Ezgi Can, ağabeyine işkence yapmak ve evrakta sahtecilik emri vermekle suçlanan polis amiri ve ekibinin ilk defa yargı önüne çıkacağını belirterek,
“Davanın genişlemesi için mahkemede her fırsatta bunun bir işkence davası olduğunu hatırlatacağım” diye konuştu. Yargılama sürerken anne Hatice Can, oğlunun acısına dayanamayarak 2014 yılında intihar etmiş, sağlık sorunları yaşayan baba Mevlüt Can ise 2019’da hayatını kaybetmişti.
Can ailesinin avukatı Mehmet Ümit Erdem de işkence ve kötü muamele iddialarının takipsiz kaldığına dikkat çekti. Erdem,
“Burada bir işkence olgusu gözüküyor ve intihara sürükleyen olayın da bu muameleler olduğu ortada. Ancak buna rağmen ısrarla takipsizlik kararı verildi” dedi.

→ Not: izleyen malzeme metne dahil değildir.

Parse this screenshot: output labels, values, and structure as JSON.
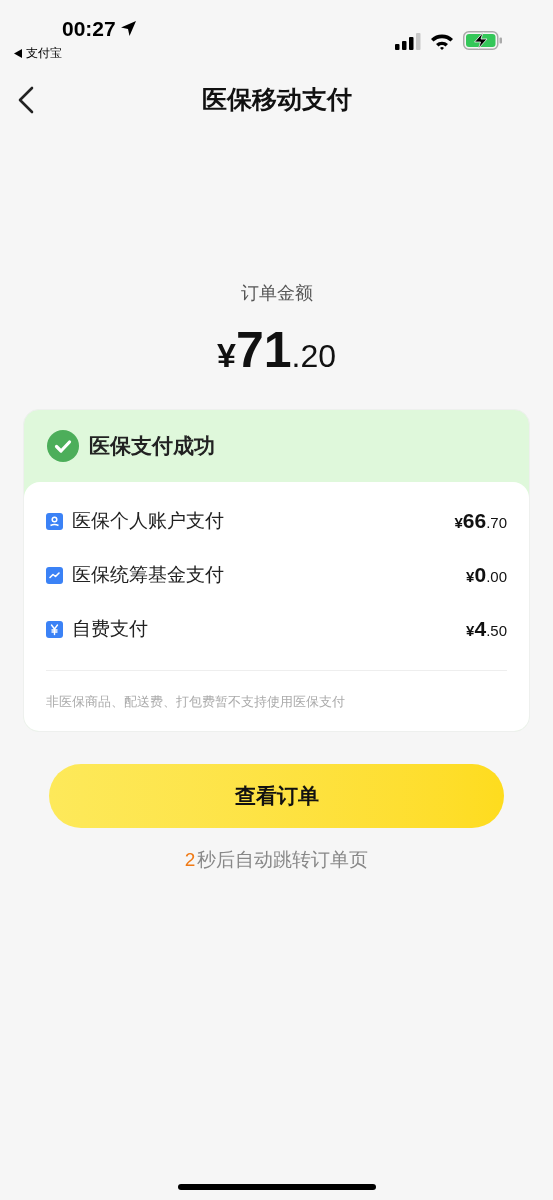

Avukat Erdem, yargılamanın başından beri polis memurlarının işkenceden de yargılanmasını talep ettiklerini dile getirerek,
“On iki sene geçti, halen o aşamaya gelemedik. Ancak iddialarımızı savunup buna ilişkin delillerin toplanmasını talep edecek ve yıllar da geçse bu kişiler hakkında işkenceden dava açılması, mahkûm olmaları için elimizden geleni yapacağız” diye konuştu.
Can ailesi, işkence ve cinsel saldırı suçlamalarıyla şikâyetçi olmalarına karşın polis memurlarına işkence suçundan takipsizlik kararı verilmesi üzerine 2014 yılında dosyayı Avrupa İnsan Hakları Mahkemesi’ne taşımıştı.